Colette stared out her window as New York passed by. Just like life, if she were honest. She’d slid inside the “ride” of her career and watched life pass her by. She had accomplishments the world envied. But inside she was empty. Though for over sixty years she’d filled herself with foolishness. The hype of the show. The grandeur of being one of the most beautiful, then one of the oldest actresses on television. A career that spanned the ages.
But since the taping ended a month ago, she found her days long and silent. Lonely. And it was then that she began to hear the beating of her own heart.
So much so she thought it might drive her mad.
“Did you decide about the book?” Ford pulled her attention back inside the cab, back to the moment.
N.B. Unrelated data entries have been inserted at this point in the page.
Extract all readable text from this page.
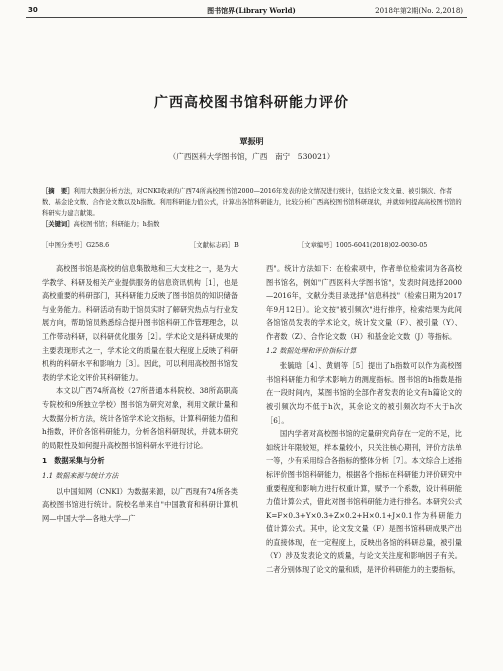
30	图书馆界(Library World)	2018年第2期(No. 2,2018)
广西高校图书馆科研能力评价
覃振明
（广西医科大学图书馆，广西　南宁　530021）

［摘　要］利用大数据分析方法，对CNKI收录的广西74所高校图书馆2000—2016年发表的论文情况进行统计，包括论文发文量、被引频次、作者数、基金论文数、合作论文数以及h指数。利用科研能力值公式，计算出各馆科研能力，比较分析广西高校图书馆科研现状，并就如何提高高校图书馆的科研实力建言献策。

［关键词］高校图书馆；科研能力；h指数

［中图分类号］G258.6	［文献标志码］B	［文章编号］1005-6041(2018)02-0030-05

高校图书馆是高校的信息集散地和三大支柱之一，是为大学教学、科研及相关产业提供服务的信息资讯机构［1］，也是高校重要的科研部门，其科研能力反映了图书馆员的知识储备与业务能力。科研活动有助于馆员实时了解研究热点与行业发展方向，帮助馆员熟悉综合提升图书馆科研工作管理理念，以工作带动科研，以科研优化服务［2］。学术论文是科研成果的主要表现形式之一，学术论文的质量在很大程度上反映了科研机构的科研水平和影响力［3］。因此，可以利用高校图书馆发表的学术论文评价其科研能力。

本文以广西74所高校（27所普通本科院校、38所高职高专院校和9所独立学校）图书馆为研究对象，利用文献计量和大数据分析方法，统计各馆学术论文指标，计算科研能力值和h指数，评价各馆科研能力，分析各馆科研现状，并就本研究的局限性及如何提升高校图书馆科研水平进行讨论。

1　数据采集与分析
1.1 数据来源与统计方法

以中国知网（CNKI）为数据来源，以广西现有74所各类高校图书馆进行统计。院校名单来自"中国教育和科研计算机网—中国大学—各地大学—广

西"。统计方法如下：在检索项中，作者单位检索词为各高校图书馆名，例如"广西医科大学图书馆"，发表时间选择2000—2016年，文献分类目录选择"信息科技"（检索日期为2017年9月12日）。论文按"被引频次"进行排序，检索结果为此间各馆馆员发表的学术论文，统计发文量（F）、被引量（Y）、作者数（Z）、合作论文数（H）和基金论文数（J）等指标。

1.2 数据处理和评价指标计算

张毓晗［4］、黄娟等［5］提出了h指数可以作为高校图书馆科研能力和学术影响力的测度指标。图书馆的h指数是指在一段时间内，某图书馆的全部作者发表的论文有h篇论文的被引频次均不低于h次，其余论文的被引频次均不大于h次［6］。

国内学者对高校图书馆的定量研究尚存在一定的不足，比如统计年限较短，样本量较小，只关注核心期刊，评价方法单一等，少有采用综合各指标的整体分析［7］。本文综合上述指标评价图书馆科研能力，根据各个指标在科研能力评价研究中重要程度和影响力进行权重计算，赋予一个系数，设计科研能力值计算公式，借此对图书馆科研能力进行排名。本研究公式K=F×0.3+Y×0.3+Z×0.2+H×0.1+J×0.1作为科研能力值计算公式。其中，论文发文量（F）是图书馆科研成果产出的直接体现，在一定程度上，反映出各馆的科研总量，被引量（Y）涉及发表论文的质量，与论文关注度和影响因子有关。二者分别体现了论文的量和质，是评价科研能力的主要指标，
The cab jerked again as the driver wove through traffic, muttering in Arabic, as orange cones narrowed two thick lanes down to one. “The show is over. You’ve had a month to enjoy your freedom. I declare I don’t know why you didn’t go down to your Caribbean home. Anyway, now that you’ve had some time, you can start work on the book. I’ve been promising your publisher a manuscript for the past three years.”